Capsule Unit Testing

You can now use the Mocha framework for unit testing capsules. A new command in the context menu of a capsule, Add Unit Test, will create everything needed for quickly writing and running a unit test for the capsule:

  • A test driver model where all service ports of the capsule under test are connected to similar but conjugated ports of a test probe capsule
  • A TC for building the test driver model into an executable that uses the TcpServer library for exposing all test probe ports to the Mochatest script
  • A Node.js project with a Mocha testscript ready to implement the unit test


Capsule Unit Testing


You can run the unit tests directly from within the RTist user interface, or from the command-line.

Code Compliance

The model compiler can now generate code that complies with some of the rules implemented by the static code analysis tool Clang-Tidy. Enable this feature by setting the new preference RealTime Development – Build/Transformations – C++ – Code compliance – Clang-Tidy. By not getting warnings from the generated code, it becomes more practical to use Clang-Tidy to find problems in your handwritten code snippets.

Search Filtering

When a search returns a large number of matches it’s useful to filter the search result.
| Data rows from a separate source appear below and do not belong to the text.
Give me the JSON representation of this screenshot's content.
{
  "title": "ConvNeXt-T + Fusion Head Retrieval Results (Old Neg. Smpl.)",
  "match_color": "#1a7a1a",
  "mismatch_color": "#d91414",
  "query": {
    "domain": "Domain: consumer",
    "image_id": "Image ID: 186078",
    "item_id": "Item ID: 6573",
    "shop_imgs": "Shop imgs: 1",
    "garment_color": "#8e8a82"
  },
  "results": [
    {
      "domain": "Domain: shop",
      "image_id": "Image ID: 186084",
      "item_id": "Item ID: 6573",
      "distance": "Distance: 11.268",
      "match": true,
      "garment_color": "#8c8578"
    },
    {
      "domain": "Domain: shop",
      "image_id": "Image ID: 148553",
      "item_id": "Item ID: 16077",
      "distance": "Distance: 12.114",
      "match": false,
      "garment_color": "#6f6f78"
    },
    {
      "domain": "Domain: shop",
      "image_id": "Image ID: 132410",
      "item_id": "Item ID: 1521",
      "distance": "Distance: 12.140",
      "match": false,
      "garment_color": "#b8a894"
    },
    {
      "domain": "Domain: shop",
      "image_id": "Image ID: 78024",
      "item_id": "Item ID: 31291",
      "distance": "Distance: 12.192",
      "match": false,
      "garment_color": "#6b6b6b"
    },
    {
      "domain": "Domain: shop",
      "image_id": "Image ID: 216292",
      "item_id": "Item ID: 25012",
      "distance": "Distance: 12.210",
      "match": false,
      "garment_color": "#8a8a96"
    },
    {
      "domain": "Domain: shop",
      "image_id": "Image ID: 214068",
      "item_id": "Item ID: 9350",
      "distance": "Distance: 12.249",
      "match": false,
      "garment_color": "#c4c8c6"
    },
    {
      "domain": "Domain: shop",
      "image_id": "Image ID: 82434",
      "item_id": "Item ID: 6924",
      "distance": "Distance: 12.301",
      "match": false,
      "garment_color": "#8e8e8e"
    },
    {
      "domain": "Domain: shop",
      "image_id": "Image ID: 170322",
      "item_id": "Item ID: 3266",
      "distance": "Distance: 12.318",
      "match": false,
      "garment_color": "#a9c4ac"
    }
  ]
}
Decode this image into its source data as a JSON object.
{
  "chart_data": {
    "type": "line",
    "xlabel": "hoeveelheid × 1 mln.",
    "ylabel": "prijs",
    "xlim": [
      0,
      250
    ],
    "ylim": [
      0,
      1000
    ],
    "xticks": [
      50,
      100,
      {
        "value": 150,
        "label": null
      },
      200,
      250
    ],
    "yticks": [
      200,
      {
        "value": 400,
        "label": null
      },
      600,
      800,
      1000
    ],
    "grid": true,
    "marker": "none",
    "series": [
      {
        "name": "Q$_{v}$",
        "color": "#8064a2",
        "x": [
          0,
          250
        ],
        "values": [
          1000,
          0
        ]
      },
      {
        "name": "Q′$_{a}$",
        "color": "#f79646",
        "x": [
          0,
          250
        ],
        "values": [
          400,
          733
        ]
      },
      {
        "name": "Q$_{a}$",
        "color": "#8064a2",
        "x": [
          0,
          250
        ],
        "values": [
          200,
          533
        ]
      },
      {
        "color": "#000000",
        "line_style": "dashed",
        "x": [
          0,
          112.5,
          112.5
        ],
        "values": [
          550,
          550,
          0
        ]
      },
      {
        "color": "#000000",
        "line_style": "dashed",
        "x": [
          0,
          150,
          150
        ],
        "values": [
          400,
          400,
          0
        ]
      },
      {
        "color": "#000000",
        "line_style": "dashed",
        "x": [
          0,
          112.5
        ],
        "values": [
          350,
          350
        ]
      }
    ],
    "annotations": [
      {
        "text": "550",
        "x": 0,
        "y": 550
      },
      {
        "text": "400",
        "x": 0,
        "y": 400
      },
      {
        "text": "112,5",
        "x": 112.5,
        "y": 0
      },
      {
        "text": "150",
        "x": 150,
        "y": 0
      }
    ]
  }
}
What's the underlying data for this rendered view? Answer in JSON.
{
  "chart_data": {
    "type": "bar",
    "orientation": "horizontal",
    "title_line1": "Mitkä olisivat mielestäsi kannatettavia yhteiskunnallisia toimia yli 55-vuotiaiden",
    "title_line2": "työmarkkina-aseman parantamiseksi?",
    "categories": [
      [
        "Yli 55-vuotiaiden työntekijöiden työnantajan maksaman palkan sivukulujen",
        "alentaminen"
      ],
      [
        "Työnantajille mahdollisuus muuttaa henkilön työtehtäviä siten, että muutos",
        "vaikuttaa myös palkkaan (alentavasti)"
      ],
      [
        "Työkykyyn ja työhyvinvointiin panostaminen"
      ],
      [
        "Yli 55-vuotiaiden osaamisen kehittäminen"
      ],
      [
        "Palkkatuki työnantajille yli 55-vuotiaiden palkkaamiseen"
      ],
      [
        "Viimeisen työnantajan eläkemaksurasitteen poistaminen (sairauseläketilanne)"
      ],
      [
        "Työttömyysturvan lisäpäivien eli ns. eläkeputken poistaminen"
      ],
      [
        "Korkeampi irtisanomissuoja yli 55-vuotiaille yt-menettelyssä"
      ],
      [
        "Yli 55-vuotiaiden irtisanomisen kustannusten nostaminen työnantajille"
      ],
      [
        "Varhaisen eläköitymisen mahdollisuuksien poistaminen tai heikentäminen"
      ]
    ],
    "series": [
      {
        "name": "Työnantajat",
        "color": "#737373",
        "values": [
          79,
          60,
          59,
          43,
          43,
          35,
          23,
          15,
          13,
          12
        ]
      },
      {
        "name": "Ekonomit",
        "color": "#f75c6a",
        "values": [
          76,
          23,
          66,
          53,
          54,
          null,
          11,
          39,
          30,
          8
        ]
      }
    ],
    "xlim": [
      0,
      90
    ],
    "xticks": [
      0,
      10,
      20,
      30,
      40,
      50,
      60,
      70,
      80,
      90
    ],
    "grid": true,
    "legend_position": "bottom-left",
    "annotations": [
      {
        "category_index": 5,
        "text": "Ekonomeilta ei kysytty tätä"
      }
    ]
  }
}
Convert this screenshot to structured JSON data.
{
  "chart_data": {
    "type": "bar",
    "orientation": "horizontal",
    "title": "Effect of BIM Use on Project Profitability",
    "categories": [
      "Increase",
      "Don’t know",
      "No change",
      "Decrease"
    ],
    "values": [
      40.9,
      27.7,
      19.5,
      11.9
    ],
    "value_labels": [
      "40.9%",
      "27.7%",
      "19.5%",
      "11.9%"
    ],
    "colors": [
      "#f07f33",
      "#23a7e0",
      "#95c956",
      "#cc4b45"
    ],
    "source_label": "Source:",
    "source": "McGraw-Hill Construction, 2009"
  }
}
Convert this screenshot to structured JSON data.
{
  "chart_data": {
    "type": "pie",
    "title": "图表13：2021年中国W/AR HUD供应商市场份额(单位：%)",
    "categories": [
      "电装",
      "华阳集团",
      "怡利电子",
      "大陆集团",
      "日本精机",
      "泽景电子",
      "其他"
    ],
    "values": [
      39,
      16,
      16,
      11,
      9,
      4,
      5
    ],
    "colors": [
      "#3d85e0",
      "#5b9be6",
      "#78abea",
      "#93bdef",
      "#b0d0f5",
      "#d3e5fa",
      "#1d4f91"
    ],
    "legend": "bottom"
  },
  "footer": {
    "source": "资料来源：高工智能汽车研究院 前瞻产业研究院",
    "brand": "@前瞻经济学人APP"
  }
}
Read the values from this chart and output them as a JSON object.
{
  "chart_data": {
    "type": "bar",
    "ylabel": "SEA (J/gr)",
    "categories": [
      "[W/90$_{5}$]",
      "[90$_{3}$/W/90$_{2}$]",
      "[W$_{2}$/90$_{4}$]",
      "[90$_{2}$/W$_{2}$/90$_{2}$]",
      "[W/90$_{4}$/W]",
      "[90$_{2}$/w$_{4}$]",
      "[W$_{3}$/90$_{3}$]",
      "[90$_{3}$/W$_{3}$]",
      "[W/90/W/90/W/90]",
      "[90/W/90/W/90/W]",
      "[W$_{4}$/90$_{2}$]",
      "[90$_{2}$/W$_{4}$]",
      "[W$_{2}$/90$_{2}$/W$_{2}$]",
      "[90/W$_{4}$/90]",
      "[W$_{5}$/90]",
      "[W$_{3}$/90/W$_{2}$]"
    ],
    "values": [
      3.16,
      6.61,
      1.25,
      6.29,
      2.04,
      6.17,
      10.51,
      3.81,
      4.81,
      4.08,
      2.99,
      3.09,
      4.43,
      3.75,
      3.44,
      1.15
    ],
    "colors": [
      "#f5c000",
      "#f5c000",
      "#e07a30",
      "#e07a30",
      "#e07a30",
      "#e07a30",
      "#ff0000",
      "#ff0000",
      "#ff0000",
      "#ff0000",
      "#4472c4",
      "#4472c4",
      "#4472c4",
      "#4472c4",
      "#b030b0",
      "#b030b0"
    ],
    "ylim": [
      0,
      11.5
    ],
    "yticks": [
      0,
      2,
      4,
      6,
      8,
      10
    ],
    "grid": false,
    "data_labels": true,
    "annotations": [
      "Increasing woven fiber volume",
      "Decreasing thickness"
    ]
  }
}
RTist now allows the boolean AND (&&) operator to be used for combining multiple patterns in the filter string. You can also combine it with the boolean NOT (!) operator to specify a filter string that will hide all matches where certain words are not present.


Search Filtering


You can enclose the filter string in double quotes to avoid special interpretation of the characters ! or && (i.e. in that case the filter string will be applied verbatimly).

Generic Type Descriptors

The model compiler now supports generating type descriptors for type aliases with template parameters. For example:

template<typename T, unsigned int N > using StdArray = std::array<T, N>;

If type descriptor functions are defined for the type alias, they will be generated as template functions with the same template parameters. This makes it possible to implement the type descriptor generically so that it works for all (or many) instantiations of the template.

For type aliases of container types (vector, array, etc) it’s typically needed to look up the type descriptor for the element type at compile time when implementing for example the encode function. This is possible by means of a new TargetRTS template function RTObject_class::fromType<T>(). It is specialized for all built-in C++ types, and you can write your own specializations for other types for which this is needed.